3. RET activating fusions: RET is an oncogene that can become activated by “fusing” with another gene. This happens when the chromosome where RET is located breaks into 2 pieces and reassembles upside-down.  These alterations are called “fusions” and they are reported by listing both genes, such as KIF53-RET.  This means that the RET gene has been fused to part of the KIF53 gene.  This causes the RET gene to be turned on and signal to cancer cells to grow.  RET fusions are seen in about 1-2% of NSCLC and are more common in younger patients who are never-smokers.  There are several drugs that can inhibit RET with cabozantinib (Cometriq®) and vandetanib (Caprelsa®) being the ones looked at the most in NSCLC.  These drugs are both approved for a type of thyroid cancer. A phase 2 trial of 26 patients with NSCLC who had RET-fusions and who had received prior treatment were given cabozantinib.  A partial response was seen in 28% of patients.  Of these patients, 75% of them had at least a 30% decrease in tumor size within the first 4 weeks of receiving the drug.  The median duration of treatment was 7 months with 4 patients receiving the drug for longer than one year.5  Vandetanib was also assessed in a phase 2 trial of 18 patients with NSCLC who had RET-fusions and who had received prior treatment.  Confirmed tumor responses were seen in 53% of patients and the progression free survival was 4.7 months.6  


These genetic markers are all mentioned in treatment guidelines for NSCLC, however an ongoing question focuses on when to use targeted therapy that has been tested in a smaller group of patients compared with standard chemotherapy or immunotherapy that has been tested in larger numbers of patients.  All of the trials discussed above were small and performed in patients who received prior therapy.  Ongoing studies are trying to help answer this question.  The best answer for each patient depends not only on the genetic tumor results but also other aspects of each patient’s disease and personal characteristics, making discussion with the medical team essential for personalizing therapy.    

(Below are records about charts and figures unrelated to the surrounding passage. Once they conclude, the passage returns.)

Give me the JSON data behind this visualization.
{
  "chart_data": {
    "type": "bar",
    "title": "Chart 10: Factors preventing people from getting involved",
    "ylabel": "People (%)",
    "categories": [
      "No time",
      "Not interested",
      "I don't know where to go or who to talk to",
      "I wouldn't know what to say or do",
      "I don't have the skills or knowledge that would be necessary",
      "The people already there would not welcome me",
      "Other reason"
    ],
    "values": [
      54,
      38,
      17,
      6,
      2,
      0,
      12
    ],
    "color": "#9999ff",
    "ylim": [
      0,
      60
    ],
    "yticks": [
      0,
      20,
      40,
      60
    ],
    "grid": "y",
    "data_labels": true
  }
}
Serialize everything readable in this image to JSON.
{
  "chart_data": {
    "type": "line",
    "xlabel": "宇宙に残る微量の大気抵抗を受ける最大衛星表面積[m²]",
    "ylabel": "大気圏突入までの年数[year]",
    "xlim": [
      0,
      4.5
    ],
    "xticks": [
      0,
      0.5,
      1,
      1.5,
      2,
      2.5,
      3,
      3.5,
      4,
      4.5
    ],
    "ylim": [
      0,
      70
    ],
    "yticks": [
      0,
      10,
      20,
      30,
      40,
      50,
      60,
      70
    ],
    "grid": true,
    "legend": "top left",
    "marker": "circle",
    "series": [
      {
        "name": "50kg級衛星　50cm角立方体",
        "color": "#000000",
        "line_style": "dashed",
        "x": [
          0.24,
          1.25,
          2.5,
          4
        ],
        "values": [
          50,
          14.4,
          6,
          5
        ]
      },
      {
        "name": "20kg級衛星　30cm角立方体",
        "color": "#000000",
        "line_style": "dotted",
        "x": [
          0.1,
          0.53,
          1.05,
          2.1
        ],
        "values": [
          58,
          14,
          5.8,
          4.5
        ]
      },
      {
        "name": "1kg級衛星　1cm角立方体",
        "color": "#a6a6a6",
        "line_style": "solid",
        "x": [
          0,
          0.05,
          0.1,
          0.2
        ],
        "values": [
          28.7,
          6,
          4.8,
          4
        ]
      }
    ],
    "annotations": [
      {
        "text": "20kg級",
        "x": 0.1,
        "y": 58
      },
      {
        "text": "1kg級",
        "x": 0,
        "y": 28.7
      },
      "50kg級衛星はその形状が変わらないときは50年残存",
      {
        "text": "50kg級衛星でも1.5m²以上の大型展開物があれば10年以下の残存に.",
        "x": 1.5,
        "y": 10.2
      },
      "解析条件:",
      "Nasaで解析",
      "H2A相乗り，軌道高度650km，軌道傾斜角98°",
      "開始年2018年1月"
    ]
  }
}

  1. Thomas A, et al. Refining the treatment of NSCLC according to histologic and molecular subtypes. Nat Rev Clin Oncol. 2015;12(9):511-526.
  2. Planchard D, et al. Dabrafenib plus trametinib in patients with previously treated BRAF V600E-mutatnt metastatic NSCLC: an open-label, multicenter phase 2 trial. Lancet Oncol. 2016;17(7):984-993.
  3. Awad, MM, et al. MET exon 14 mutations in NSCLC are associated with advanced age and stage-dependent MET genomic amplification and c-MET overexpression.  J Clin Oncol. 2016;34(7):721-730.
  4. Paik, PK, et al. Response to MET inhibitors in patients with stage IV lung adenocarcinomas harboring MET mutations causing exon 14 skipping. Cancer Discovery.  2015,5(8):842-849.
  5. Drilon, A, et al. Cabozantinib in patients with advanced RET-rearranged NSCLC: an open-label, single-center, phase 2 single-arm trial. Lancet Oncol. 2016;17:1653-60.
  6. Yoh K, et al. Vandetanib in patients with previously treated RET-rearranged advanced NSCLC (LURET): an open-label multicenter phase 2 trial.  (Lancet Respir Med. 2017;5(1):42-50).